From one of their partner sites:
"applications including enterprise portals, knowledge management, intelligence gathering, profiling, corporate policy compliance, regulatory compliance, customer service"
| 11:09 pm on Oct 24, 2004 (gmt 0)|
|It appears to me as if they are spidering both for resale of their services and data to third parties? |
Definately - they seem to be doing the same thing as Google, Yahoo, MSN and many others.
| 1:32 am on Oct 25, 2004 (gmt 0)|
|Definately - they seem to be doing the same thing as Google, Yahoo, MSN and many others. |
First, NONE of the three you mentioned above are spidering with the primary itenary of selling what they gather to a third party.
The aforementioned three offer public search engines of the data they gather. Covera offers no such free tool.
Second, Covera is not spidering my sites, which was effective on Monday the 18th.
[edited by: volatilegx at 3:11 pm (utc) on Oct. 25, 2004]
[edit reason] lets keep flames out of this [/edit]
| 2:03 am on Oct 25, 2004 (gmt 0)|
|Second, Covera is not spidering my sites, which was effective on Monday the 18th. |
I think you should give them a call and point out that the value of publicly available data that they have spidered now dropped dramatically -- please feel free to do just that as otherwise they might not even notice that loss of value ;)
And please no need to use insults - I merely pointed out that businesses such as Google, MSN and Yahoo exist for the sole purpose of "spidering both for resale of their services and data to third parties" - these, and not the provision of free services such as public search, are the stated objectives and legal obligations to shareholders of respective organisations.
| 1:36 pm on Oct 25, 2004 (gmt 0)|
So, in other words, we don't have a consensus about whether or not these folks should be added to our "Bad Robots" .htaccess lists?
Any other opinions, folks?
| 10:52 pm on Oct 25, 2004 (gmt 0)|
|we don't have a consensus |
your relatively new here.
As a rule this forum has not a whole either gathered or determined an consensus of good or bad.
Rather, it has been a tradition the each webmaster determines personally what bots are either beneficial or detrimental to their own sites (s).
The forum has in the past accepted some very off topic conversations in thread that were not part of the initial thread topic, rather solutions and/or preventions that culminated as a result of the same thread.
My own sites are quite unique. Many of the pages hold content which is not found any other place on the internet. As a result, the content of my pages are more crucal to a new or smaller bot than, that bot might provide benefits or visitors to my sites.
My htaccess denials (of APNIC, RIPE and LACNIC) are personal choices. Although I've had communication with other webmasters whom deny access to specific reigons.

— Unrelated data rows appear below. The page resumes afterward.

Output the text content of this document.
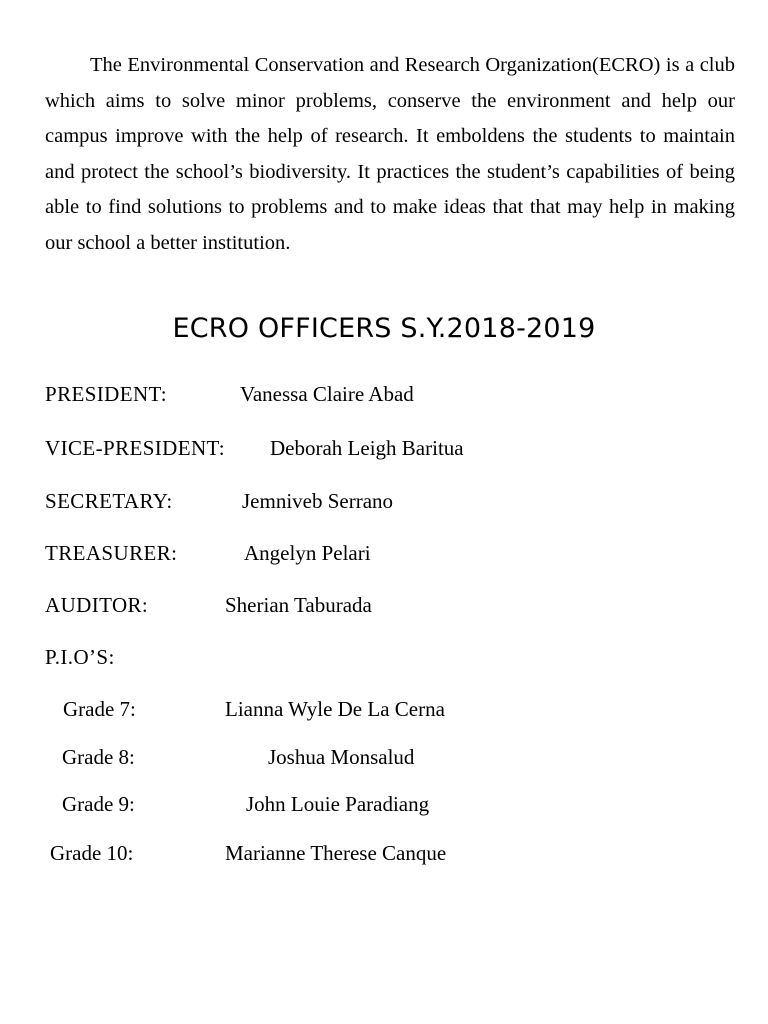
The Environmental Conservation and Research Organization(ECRO) is a club which aims to solve minor problems, conserve the environment and help our campus improve with the help of research. It emboldens the students to maintain and protect the school’s biodiversity. It practices the student’s capabilities of being able to find solutions to problems and to make ideas that that may help in making our school a better institution.

ECRO OFFICERS S.Y.2018-2019
PRESIDENT:	Vanessa Claire Abad
VICE-PRESIDENT: Deborah Leigh Baritua
SECRETARY:	Jemniveb Serrano
TREASURER:	Angelyn Pelari
AUDITOR:	Sherian Taburada
P.I.O’S:
Grade 7:	Lianna Wyle De La Cerna
Grade 8:	Joshua Monsalud
Grade 9:	John Louie Paradiang
Grade 10:	Marianne Therese Canque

| 11:24 pm on Oct 25, 2004 (gmt 0)|
| 9:51 am on Oct 26, 2004 (gmt 0)|
I have them all over my site last night using 22.214.171.124 and 126.96.36.199
My site has a lot of audio streams (we sell music) and this spider keeps hitting them all, my bandwidth is going crazy.
| 10:44 am on Oct 26, 2004 (gmt 0)|
|my bandwidth is going crazy |
SetEnvIf User-Agent ^Convera keep_out
| 2:15 pm on Oct 26, 2004 (gmt 0)|
Thanks for your input folks!
| 4:58 pm on Mar 20, 2008 (gmt 0)|
I'd like to vote for adding them to the bad bots list. We've caught them harvesting and reselling research from our professors on their web site, in violation of the copyright under which the research is published. In addition, they're not obeying the robots.txt. Our robots.txt cleary disallows them yet they spidered nearly 3000 pages from my site just yesterday.
| 5:03 pm on Mar 20, 2008 (gmt 0)|
Are we taking a vote some four years after the fact ;)
Each webmaster must decided what is beneficial or detrimental to their own website (s).
| 8:38 pm on Mar 24, 2008 (gmt 0)|
I find it more final to 403 ip deny them than robots.txt them. More satisfying :)
| 1:05 pm on Mar 25, 2008 (gmt 0)|
Ban them at the IP level and at the UA level.